Digitize LPs with zero loss?


Hi all,

I've been told the Mark of the Unicorn audio interfaces
are good. I am looking to keep my LPs' sonic depth by
sampling them--I've been waiting this long to switch over
to digital, and I hoped that the MOTU 24-bit 192 K sampling
was enough to capture them with no loss. Any thoughts?

Best Regards & thanks for the time,

Brad
wbpaley
There's nothing special about the MOTU converters. Metric Halo, Benchmark, Apogee & Mytek all make similarly priced converters that better MOTU's offerings. 192k sampling may or may not be necessary. You'll only know by experimenting. A 192k/24 bit file will be more than 4x the size of a redbook standard audio file. If you are going to digitize a large number of albums you'll need several high capacity hard drives plus back up drives. I've digitize nearly 1,000 albums and while the results are very good, it is an extremely time consuming process. In retrospect, with the time factored in I would have been better off simply purchasing CD versions of the albums.
Excellent; this is just the kind of feedback I was
looking for. Could you rank those better converters?
(What should I look for first, maybe a model number?)
(I don't mind having a terabyte of disk space.)

Also, I am unsatisfied with the sound of CDs and was
hoping to keep the richness of vinyl in the transition.
When you say you would have been better off buying the
CDs are you saying that the digitized LPs sounded like
CDs? Can you distinguish the LP from your best digitized
version? If so, that's not what I'm hoping for. (Maybe
the best converters still don't capture the whole signal?)

Thanks,
Brad
Apogee makes the best quality reasonably priced A/D converters.

The digitized albums will sound like digitized albums. They can sound slightly better than equivalent commercial CD's or slightly worse. This mostly depends upon the quality of your vinyl collection. When you digitize an album you've created a very long signal path for the music.
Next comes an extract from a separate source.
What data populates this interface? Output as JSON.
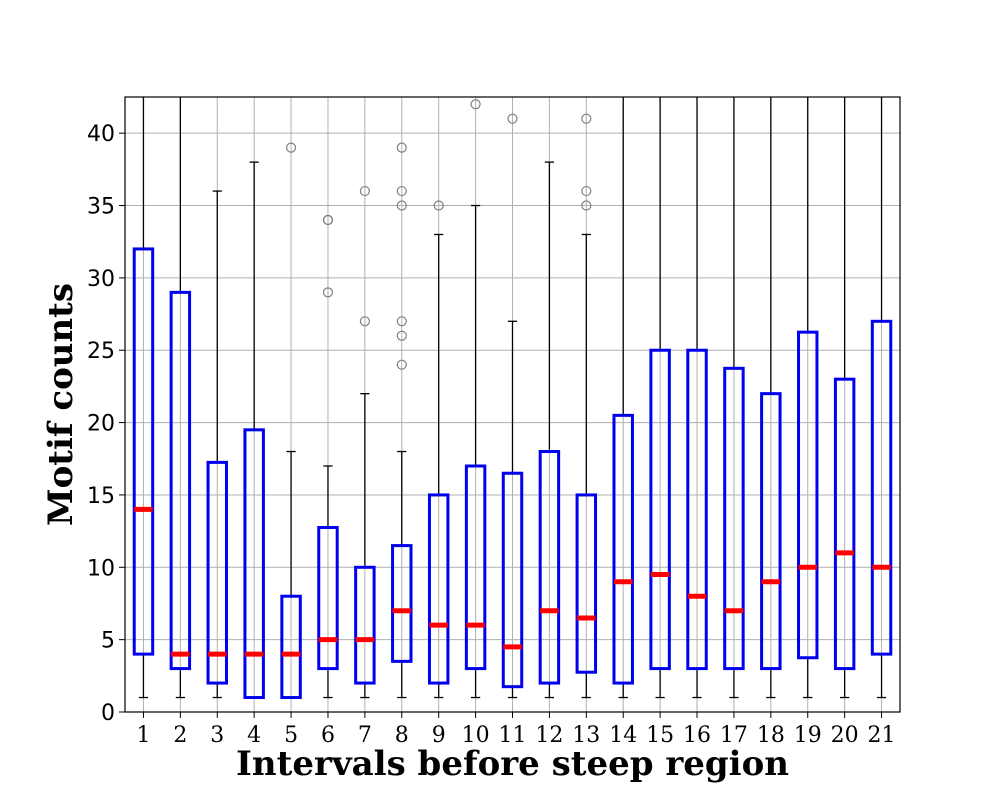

Assuming the music was originally analog tape (not necessarily a valid assumption), it's first converted to vinyl, then you convert it to digital and finally when you listen you must convert it back to analog again. There is a effect from the extra digital stages, it's subtle, but it's there. Only you can decide if it's acceptable. It's not really a question of digital being able to capture the vinyl signal, because hi-rez digital can, it has more to do with the inherent strengths and weaknesses of each medium.

Why do you want to digitize and how will you play back the audio files?